Дева услышала, обернулась и, снисходительно усмехнувшись, кивнула белесой гривой. Следом за ней в тамбур — ясно, перекурить — процокола иноходью чернявая сухопарая подружка, и мужички, томимые бесом, охмелевшие, осмелевшие, кинулись следом. Нет-нет да и просматривая в вагонную глубь — не грядут ли стражи порядка, дымили в тамбуре, словно озорные и беспечные юнцы, сквозь сигаретный чад игриво и громко болтали вроде и меж собой, а вроде и для девиц, откровенно зарясь на их юную стать. Сухонькая, чернявая дева раздраженно покосилась на старичье и отвернулась к пыльному окошку, по коему, чудилось, елозили кедровые лапы, провисшие под тя-жью налитых смолевых шишек. Другая — синеокая, белокурая бестия — по-мужичьи матёро курила, насмешливо оглядывая соседей, чучел огородных.
Павел… с разбегу на телегу, с маху быка, вернее, корову, за рога… уткнувшись замасляневшими и осоловевшими глазами прямо в щедрую бабью пазуху, протянул белокурой манерно изогнутую ладонь:
— Паша…
— Паша?! — белокурая удивленно и насмешливо глянула с высоты гвардейского роста на мелковатого, но грузного мужичонку, словно высматривала говорящую букашку. — Ну, какой же вы Паша, — ерничая, по-бабьи сердобольно вздохнула, погладила его по лысеющему темени. — Вы Павел… как вас по батюшке?
— Батькович…
Ежли бы Павел явился пред ее очи, полыхающие синеватым полымем, не в мешковатой и линялой таежной робе, а в наутюженном мундире да форменной фураге с высоко задранной тульей, отчего приземистый подполковник гляделся рослым, то белокурая бестия не отважилась бы так унизительно гладить его по лысеющему темени.

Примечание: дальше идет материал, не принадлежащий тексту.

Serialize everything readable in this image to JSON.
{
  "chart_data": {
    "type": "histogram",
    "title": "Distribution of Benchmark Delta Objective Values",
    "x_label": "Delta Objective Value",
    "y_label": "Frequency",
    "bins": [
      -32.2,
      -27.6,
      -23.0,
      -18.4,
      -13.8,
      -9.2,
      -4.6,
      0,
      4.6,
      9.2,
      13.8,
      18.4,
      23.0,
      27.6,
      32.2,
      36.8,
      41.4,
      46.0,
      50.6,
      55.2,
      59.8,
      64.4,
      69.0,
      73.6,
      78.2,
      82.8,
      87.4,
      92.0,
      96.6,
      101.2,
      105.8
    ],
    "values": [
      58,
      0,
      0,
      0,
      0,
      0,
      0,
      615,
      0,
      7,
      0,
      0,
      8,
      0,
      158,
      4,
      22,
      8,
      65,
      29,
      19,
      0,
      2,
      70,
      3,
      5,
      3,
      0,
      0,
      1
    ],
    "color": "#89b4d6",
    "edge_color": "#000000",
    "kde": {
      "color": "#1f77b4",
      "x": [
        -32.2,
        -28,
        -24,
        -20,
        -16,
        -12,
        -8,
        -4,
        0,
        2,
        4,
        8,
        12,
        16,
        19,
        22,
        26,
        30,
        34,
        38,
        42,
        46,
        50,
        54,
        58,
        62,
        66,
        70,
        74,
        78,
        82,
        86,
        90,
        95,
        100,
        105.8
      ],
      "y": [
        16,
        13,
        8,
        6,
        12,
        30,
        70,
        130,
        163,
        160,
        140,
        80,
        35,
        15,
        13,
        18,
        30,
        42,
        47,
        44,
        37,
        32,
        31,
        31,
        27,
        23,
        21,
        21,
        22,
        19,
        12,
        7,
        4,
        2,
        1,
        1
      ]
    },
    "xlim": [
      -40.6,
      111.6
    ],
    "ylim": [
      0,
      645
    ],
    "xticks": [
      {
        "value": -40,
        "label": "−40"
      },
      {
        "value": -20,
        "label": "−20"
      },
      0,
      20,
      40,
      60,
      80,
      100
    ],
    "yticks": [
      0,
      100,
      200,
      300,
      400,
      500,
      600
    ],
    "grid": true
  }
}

А ежли бы Павел еще тряхнул мошной, то и вовсе по-иному бы, пташечка, запела. Где побрякунчики, там поплясунчики.
— Однахо, твоя ши-ибко умна, моя твоя не понимай — толмач угы, — на бурятский лад плел Павел и, как бывалый пехотный офицер, ринулся в контратаку. — А как, девчата, насчет картошки дров поджарить? У нас и коньячок пять звездочек…
— И черная икра?
— Красная, моя бравая…
Тут и чернявая насмешливо оглядела прыткого мужичишку и дала совет:
— Дядя, приедешь домой, посмотри на себя в зеркало.

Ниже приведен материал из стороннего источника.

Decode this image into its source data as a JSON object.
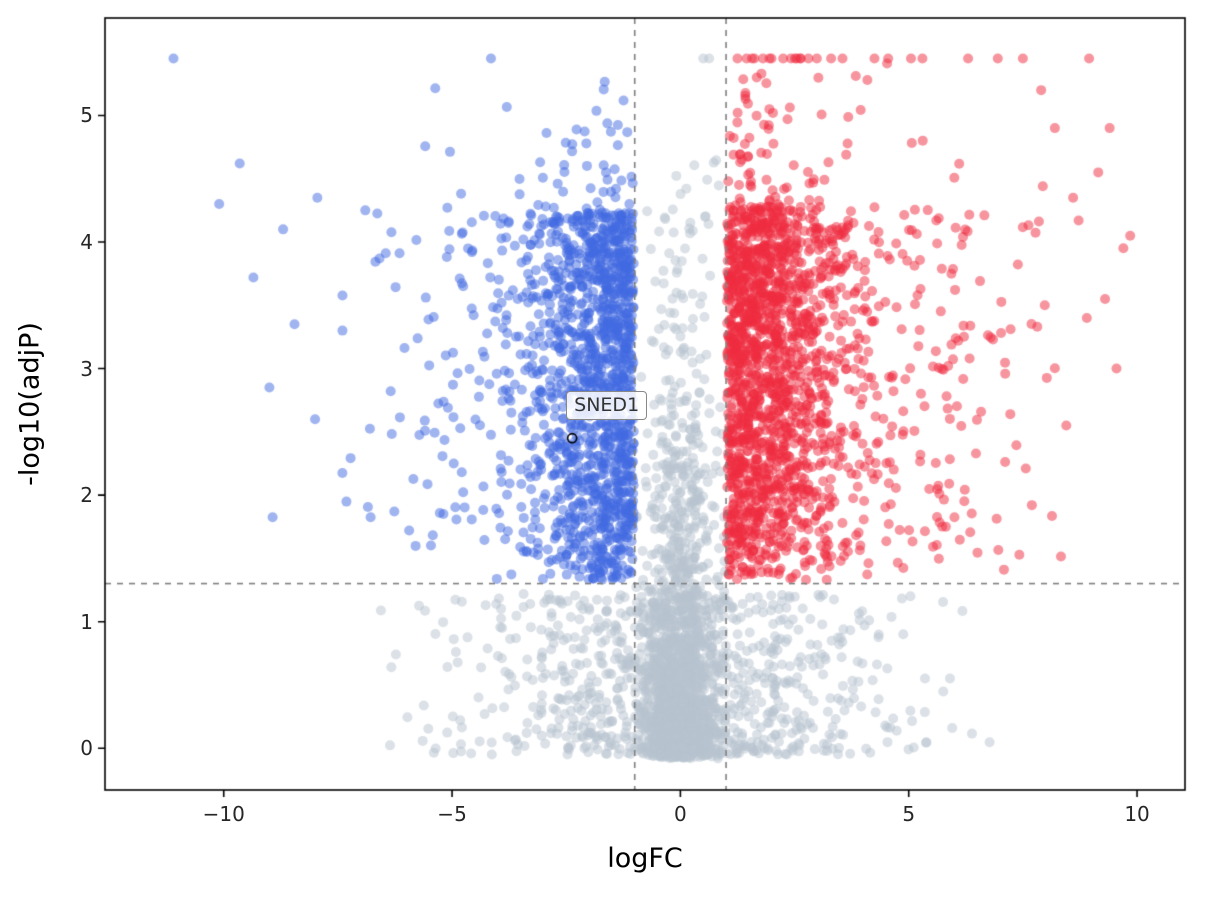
{
  "chart_data": {
    "type": "scatter",
    "title": "",
    "xlabel": "logFC",
    "ylabel": "-log10(adjP)",
    "xlim": [
      -12.6,
      11.05
    ],
    "ylim": [
      -0.33,
      5.77
    ],
    "x_ticks": [
      -10,
      -5,
      0,
      5,
      10
    ],
    "y_ticks": [
      0,
      1,
      2,
      3,
      4,
      5
    ],
    "grid": false,
    "legend": "none",
    "alpha": 0.5,
    "marker_radius": 5,
    "colors": {
      "up": "#ef2c3f",
      "down": "#4169e1",
      "ns": "#b7c3cf"
    },
    "threshold_lines": {
      "style": "dashed",
      "color": "#7f7f7f",
      "vertical_x": [
        -1,
        1
      ],
      "horizontal_y": 1.301
    },
    "color_rule": {
      "fc_threshold": 1,
      "p_threshold": 1.301,
      "up_label": "upregulated",
      "down_label": "downregulated",
      "ns_label": "not-significant"
    },
    "annotation": {
      "label": "SNED1",
      "x": -2.37,
      "y": 2.45
    },
    "generator": {
      "seed": 42,
      "clusters": [
        {
          "kind": "center",
          "n": 1500,
          "x_sd": 0.45,
          "x_clip": 0.99,
          "y_scale": 0.95,
          "y_max": 4.65
        },
        {
          "kind": "dome",
          "n": 850,
          "x_sd": 2.3,
          "x_max": 6.8,
          "y_pow": 1.25,
          "y_top": 1.27
        },
        {
          "kind": "down",
          "n": 1500,
          "x_start": 1.02,
          "x_sd": 1.15,
          "tail_p": 0.12,
          "tail_len": 4.5,
          "x_lim": 11.3,
          "y_base": 1.33,
          "y_span": 2.9,
          "y_pow": 0.9,
          "y_tail_p": 0.13,
          "y_tail_len": 1.35
        },
        {
          "kind": "up",
          "n": 1900,
          "x_start": 1.02,
          "x_sd": 1.25,
          "tail_p": 0.15,
          "tail_len": 5.5,
          "x_lim": 10.0,
          "y_base": 1.33,
          "y_span": 2.95,
          "y_pow": 0.85,
          "y_tail_p": 0.16,
          "y_tail_len": 1.5
        }
      ],
      "capped_points": {
        "y": 5.45,
        "ns_x": [
          0.5,
          0.63
        ],
        "down_x": [
          -11.1
        ],
        "up_x": [
          1.25,
          1.45,
          1.62,
          1.95,
          2.25,
          2.55,
          2.62,
          3.3,
          3.55,
          4.25,
          4.55,
          5.05,
          5.3,
          6.3,
          6.95,
          7.5,
          8.95
        ]
      },
      "extra_points": {
        "down": [
          [
            -9.65,
            4.62
          ],
          [
            -9.35,
            3.72
          ],
          [
            -8.45,
            3.35
          ],
          [
            -7.95,
            4.35
          ],
          [
            -10.1,
            4.3
          ],
          [
            -8.0,
            2.6
          ],
          [
            -7.4,
            3.3
          ],
          [
            -6.9,
            4.25
          ],
          [
            -9.0,
            2.85
          ],
          [
            -8.7,
            4.1
          ]
        ],
        "up": [
          [
            9.85,
            4.05
          ],
          [
            9.55,
            3.0
          ],
          [
            9.4,
            4.9
          ],
          [
            8.9,
            3.4
          ],
          [
            9.15,
            4.55
          ],
          [
            8.45,
            2.55
          ],
          [
            9.7,
            3.95
          ],
          [
            8.2,
            4.9
          ],
          [
            7.9,
            5.2
          ],
          [
            8.6,
            4.35
          ],
          [
            9.3,
            3.55
          ]
        ]
      }
    }
  }
}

Белокурая поперхнулась дымом, и, откашлявшись, откровенно глядя на мужичков мокрыми от потехи и дыма глазами, так искусительно смеялась, рукой прижимая колышистый живот, что и приятели, два трухлявых пня, тоже невольно хохотнули.
— Над собой, братан, смеемся, — спохватился Павел.

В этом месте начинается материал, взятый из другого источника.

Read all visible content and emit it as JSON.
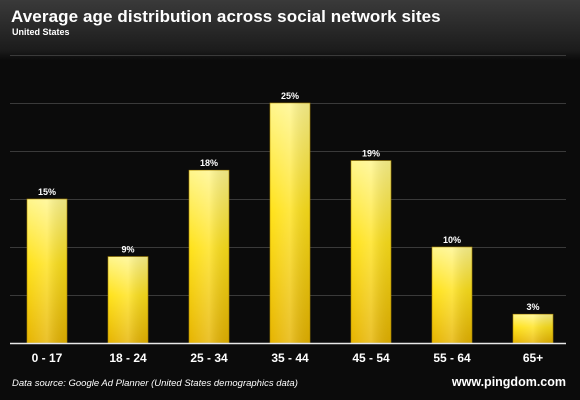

Чернявая, метнув к порогу высмоленную сигарету, смачно облизнула си-ренево крашенные губы и пошла из тамбура, раздраженно цокая козьими копытами, за ней, словно кинодива, крутя перезрелыми боками, уплыла и белокурая. Следом, несолоно хлебавши, побитыми псами вернулись на свои лавки и приятели. Иван облегченно вздохнул:
— Запрягай, Паша, дровни, ищи себе ровню, — рядом с девами, особенно подле белокурой, рослой и ухоженной, Иван столь противным себе почудился, дворняга дворнягой, что заискивающе вертит хвостом, молью побитая, вечно небритая, жизнью истрепанная, пьянством замотанная. — А потом, Паша, ты как-то убого клеишь: как насчет картошки дров поджарить, — передразнил Иван приятеля. — Еще бы спросил: а не подскажете ли, девушки, где здесь уборна… А ты ведь, Паша, офицер… А представляешь, русские офицеры: там и манеры, и литературу читали, и в живописи толк понимали и на роялях играли…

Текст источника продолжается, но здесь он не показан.